Let me begin by thanking Sen. Ron Amstutz for his willingness to take over sponsorship of this legislation following the departure of Bruce Johnson from the Senate. Also we appreciate the assistance we have received from Chairman Willamowski, his staff, and LSC as we have worked to prepare the substitute bill that is now before this committee.

The Ohio Chamber and the Ohio Manufacturers Association spearheaded the effort to have SB 110 introduced in the Senate earlier this year. Working with a coalition of our member companies who are incorporated in Ohio, we were convinced there are sound public policy grounds for continually ensuring that our corporate governance statutes enhance Ohio’s business climate. That was the goal of the statutory changes included in SB 110. And, although the substitute bill before you today reflects a different approach from the original bill, the goal is the same – ensuring that those companies who call Ohio their corporate home, have the most current statutory tools available to remain healthy contributors to their communities and to our state.

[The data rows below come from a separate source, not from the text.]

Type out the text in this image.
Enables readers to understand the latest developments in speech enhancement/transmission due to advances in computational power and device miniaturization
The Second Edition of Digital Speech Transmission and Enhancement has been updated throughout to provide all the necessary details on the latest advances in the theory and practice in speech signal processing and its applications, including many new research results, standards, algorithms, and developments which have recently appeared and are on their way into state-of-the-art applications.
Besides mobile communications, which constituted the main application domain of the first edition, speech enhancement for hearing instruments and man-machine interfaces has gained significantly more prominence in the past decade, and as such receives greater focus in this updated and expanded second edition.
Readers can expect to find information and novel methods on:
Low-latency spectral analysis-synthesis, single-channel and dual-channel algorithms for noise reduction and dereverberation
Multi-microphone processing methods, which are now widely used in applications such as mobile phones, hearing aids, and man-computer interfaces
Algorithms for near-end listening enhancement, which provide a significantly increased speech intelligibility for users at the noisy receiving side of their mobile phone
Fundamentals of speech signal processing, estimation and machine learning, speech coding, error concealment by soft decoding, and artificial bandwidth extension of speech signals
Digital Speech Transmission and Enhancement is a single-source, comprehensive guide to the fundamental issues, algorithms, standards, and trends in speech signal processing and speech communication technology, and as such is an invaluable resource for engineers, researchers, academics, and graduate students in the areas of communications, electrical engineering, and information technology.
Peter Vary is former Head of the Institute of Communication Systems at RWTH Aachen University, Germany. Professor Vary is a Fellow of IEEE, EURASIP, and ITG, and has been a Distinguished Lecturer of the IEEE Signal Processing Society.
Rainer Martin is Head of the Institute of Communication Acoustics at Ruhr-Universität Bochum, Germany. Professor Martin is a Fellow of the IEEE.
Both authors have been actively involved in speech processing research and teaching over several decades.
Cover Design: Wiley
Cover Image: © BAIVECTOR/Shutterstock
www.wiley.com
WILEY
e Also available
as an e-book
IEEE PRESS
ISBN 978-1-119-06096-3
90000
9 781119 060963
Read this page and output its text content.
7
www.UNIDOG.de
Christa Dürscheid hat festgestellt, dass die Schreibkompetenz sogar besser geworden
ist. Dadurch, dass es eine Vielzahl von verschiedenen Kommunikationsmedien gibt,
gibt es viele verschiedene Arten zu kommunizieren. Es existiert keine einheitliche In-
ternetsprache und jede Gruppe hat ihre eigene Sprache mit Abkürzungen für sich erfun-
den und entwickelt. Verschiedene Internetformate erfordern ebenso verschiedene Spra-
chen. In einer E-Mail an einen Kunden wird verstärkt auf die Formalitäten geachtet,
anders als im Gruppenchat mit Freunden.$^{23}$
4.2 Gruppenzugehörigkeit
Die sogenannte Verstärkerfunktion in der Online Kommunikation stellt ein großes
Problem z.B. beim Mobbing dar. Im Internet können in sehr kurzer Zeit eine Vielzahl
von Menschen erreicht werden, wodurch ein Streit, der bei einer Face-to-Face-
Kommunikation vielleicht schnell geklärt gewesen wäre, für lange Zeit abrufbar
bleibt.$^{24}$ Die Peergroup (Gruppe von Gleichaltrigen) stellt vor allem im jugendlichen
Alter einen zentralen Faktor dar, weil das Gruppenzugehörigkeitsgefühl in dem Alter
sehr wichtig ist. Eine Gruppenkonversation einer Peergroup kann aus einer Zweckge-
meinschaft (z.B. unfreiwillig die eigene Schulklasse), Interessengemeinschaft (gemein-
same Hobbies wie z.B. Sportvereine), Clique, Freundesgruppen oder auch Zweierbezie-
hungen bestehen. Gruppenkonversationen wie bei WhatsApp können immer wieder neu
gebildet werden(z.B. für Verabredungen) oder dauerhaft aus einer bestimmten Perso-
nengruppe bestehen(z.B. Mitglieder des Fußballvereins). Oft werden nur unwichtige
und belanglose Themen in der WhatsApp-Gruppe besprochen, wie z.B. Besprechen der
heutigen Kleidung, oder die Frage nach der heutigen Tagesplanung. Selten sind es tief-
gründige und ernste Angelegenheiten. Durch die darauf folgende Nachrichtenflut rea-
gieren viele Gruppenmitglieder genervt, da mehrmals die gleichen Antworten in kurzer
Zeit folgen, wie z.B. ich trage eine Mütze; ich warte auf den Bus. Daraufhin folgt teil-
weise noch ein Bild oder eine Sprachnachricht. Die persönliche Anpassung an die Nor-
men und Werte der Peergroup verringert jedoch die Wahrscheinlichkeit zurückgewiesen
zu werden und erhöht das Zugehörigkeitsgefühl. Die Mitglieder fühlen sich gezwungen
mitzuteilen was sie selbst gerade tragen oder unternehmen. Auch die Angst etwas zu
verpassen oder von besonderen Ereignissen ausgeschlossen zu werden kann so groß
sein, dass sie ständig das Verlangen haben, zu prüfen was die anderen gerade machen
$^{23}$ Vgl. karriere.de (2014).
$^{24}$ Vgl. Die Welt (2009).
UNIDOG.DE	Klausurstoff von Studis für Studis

Following Senate passage of SB 110, we began a process of working very closely with the Ohio State Bar Association to address the concerns they raised during Senate deliberations. Sub. SB 110 is the outgrowth of those discussions. In essence it will:

• Strengthen classified (or staggered) corporate boards. These boards are in place in an overwhelming number of public companies in Ohio. Under this approach, board members are divided into three groups of staggered three year terms, so that only one third of the Board turns over at each election. This is an important concept in ensuring continuity of management and enhancing shareholder value. Classified boards also serve as a brake on radical change by opportunistic acquirers. Although they do not prevent takeovers, they do allow time for the remaining directors to protect the interests of minority shareholders. This bill strengthens the classified board concept by adopting the Delaware principal of removal for cause. Since the concept of classified boards is meant to discourage removal of an entire board in one swoop, adding removal for cause provisions to Ohio’s statute makes sense.

• This bill also places limits on the amending process by adding a vote of the majority of the minority. Again, this makes sense since an amending process that easily eliminates classified boards defeats the continuity purpose.

• Finally this bill confirms the authority of directors to redeem shareholder rights plans.

We believe this is a fair, timely and beneficial bill and encourage you to favorably recommend it to the full House.

Thank you, Mr. Chairman. I would be happy to answer any questions you or the other committee members may have. I am by no means an expert on this subject, however, Jim Tobin, who is a corporate law expert and chairs the Tender Offer subcommittee of the Ohio State Bar Association’s Corporate Law committee is here, and would also be glad to answer any questions you may have.